3. Start producer :- use a new terminal
Kafka supports several producers. Let us test it with a console producer because it is easy to create and test. Type the below command in its own terminal.
$ kafka-console-producer --broker-list localhost:9092 --topic test #This creates a topic 'test'
Above command will create a producer on our kafka broker (server) and it will be able to publish messages to a topic called “test“. Once started, the process will wait for you to enter messages, one per line, and will send them to the kafka queue immediately when you hit the
Enter key. Let us try this by entering couple of messages..
My name xyz
I installed kafka
It is working now
4. Start Kafka Consumer :- in a new terminal
Since we have already produced some messages through
test topic, let us consume that by typing below command. –from-beginning clause is used to start consuming messages from beginning of the topic. By default the consumer only reads messages published after it starts.
$ kafka-console-consumer --zookeeper localhost:2181 --topic test --from-beginning
You should see all the messages created in the previous step written in the producer terminal on step 3. Now you can type more messages in the producer terminal and you will see messages delivered to the consumer immediately after you hit
Enter for each message in the producer.
When you’re done testing, you can use
Ctrl+C to shutdown each service, in the reverse order that you started them.
1. Download and Install:- download spark from here
The latest version of spark is 1.6.2. I have chosen the per-built type for hadoop 2.6 with file name spark-1.6.2-bin-hadoop2.6.tgz . This is around 300MB file.
Once downloaded , have this file moved to /opt and get extracted. (You have moved this to any location /opt was my preference)
$ sudo cp ~/Downloads/ spark-1.6.2-bin-hadoop2.6.tgz /opt/ $ cd /opt/ $ tar -xvf spark-1.6.2-bin-hadoop2.6.tgz
This will extract to a new folder spark-1.6.2-bin-hadoop2.6/. This is your spark directory.
Since we want to run Spark from anywhere, it will be better to add its binary directory to the PATH variable in the bash startup file.
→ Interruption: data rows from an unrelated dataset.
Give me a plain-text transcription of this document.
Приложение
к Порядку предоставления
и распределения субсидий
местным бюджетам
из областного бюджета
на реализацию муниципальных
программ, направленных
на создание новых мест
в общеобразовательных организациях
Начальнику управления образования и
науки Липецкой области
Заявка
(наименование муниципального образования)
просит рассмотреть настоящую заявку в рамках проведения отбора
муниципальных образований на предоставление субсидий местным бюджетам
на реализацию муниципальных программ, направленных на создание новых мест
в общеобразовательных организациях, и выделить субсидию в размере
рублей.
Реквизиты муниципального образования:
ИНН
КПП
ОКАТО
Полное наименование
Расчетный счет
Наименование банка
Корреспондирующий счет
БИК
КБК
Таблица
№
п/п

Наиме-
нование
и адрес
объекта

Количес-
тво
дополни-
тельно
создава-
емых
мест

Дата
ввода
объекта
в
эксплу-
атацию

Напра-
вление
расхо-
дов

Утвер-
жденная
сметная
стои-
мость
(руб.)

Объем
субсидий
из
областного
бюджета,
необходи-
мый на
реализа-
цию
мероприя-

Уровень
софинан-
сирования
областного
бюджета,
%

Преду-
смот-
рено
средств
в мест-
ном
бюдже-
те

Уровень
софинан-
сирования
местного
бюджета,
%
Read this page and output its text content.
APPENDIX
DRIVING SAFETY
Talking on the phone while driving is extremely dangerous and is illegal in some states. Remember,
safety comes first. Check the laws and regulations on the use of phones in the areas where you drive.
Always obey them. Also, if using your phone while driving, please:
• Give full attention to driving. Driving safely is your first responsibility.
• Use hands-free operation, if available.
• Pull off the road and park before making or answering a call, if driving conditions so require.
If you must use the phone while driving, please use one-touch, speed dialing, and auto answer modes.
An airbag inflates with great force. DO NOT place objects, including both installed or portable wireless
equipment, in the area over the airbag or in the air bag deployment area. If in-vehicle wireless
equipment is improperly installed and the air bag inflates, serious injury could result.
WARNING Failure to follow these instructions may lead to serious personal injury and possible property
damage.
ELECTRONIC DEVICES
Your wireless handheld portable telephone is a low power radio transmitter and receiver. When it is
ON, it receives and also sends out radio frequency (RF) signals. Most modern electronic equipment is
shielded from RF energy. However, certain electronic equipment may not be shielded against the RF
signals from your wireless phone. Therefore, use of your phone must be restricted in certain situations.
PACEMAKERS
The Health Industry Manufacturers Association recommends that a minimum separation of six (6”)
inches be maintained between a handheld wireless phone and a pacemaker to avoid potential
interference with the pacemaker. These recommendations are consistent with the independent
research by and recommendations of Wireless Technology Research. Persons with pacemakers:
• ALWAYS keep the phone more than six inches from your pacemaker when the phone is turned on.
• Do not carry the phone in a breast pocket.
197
For that make use of the below commands.
$ nano ~/.bashrc
then add the below lines in .bashrc file and save.
export SPARK_HOME=/opt/spark-1.6.2-bin-hadoop2.6 export PATH=$SPARK_HOME/bin:$PATH
Once done, make it effective using
$ source .bashrc
And you’re done! You can now run the Spark binaries from the terminal no matter where you are.
Now let us start testing the installation and make sure everything is working as expected. Since I am not familiar with Scala, I was plnned to use Spark’s python API pyspark.
It will show the spark python command line (REPL) like the one below.
Now using pyspark, let us load a local text file to spark. Create text file with some text in your home directory ($HOME) using gedit or any kind of editor.
In my file I have inserted the text
My name xyz
I installed Spark
It is working now
I saved the file as textData.txt. To load local text file, we need to write the below command on pyspak command line.
textFile = sc.textFile('textData.txt') textFile.count()
It will return the count as 3. Please don’t worry about the verbose logs shown in the screen.. It is sparks default behavior.
We can also inspect web SparkUI using URL http://localhost:4040/
To come out of pyspark REPL use below command
By this, hope you will be able to install , Configure and Test Kafka and Spark envs on your machine.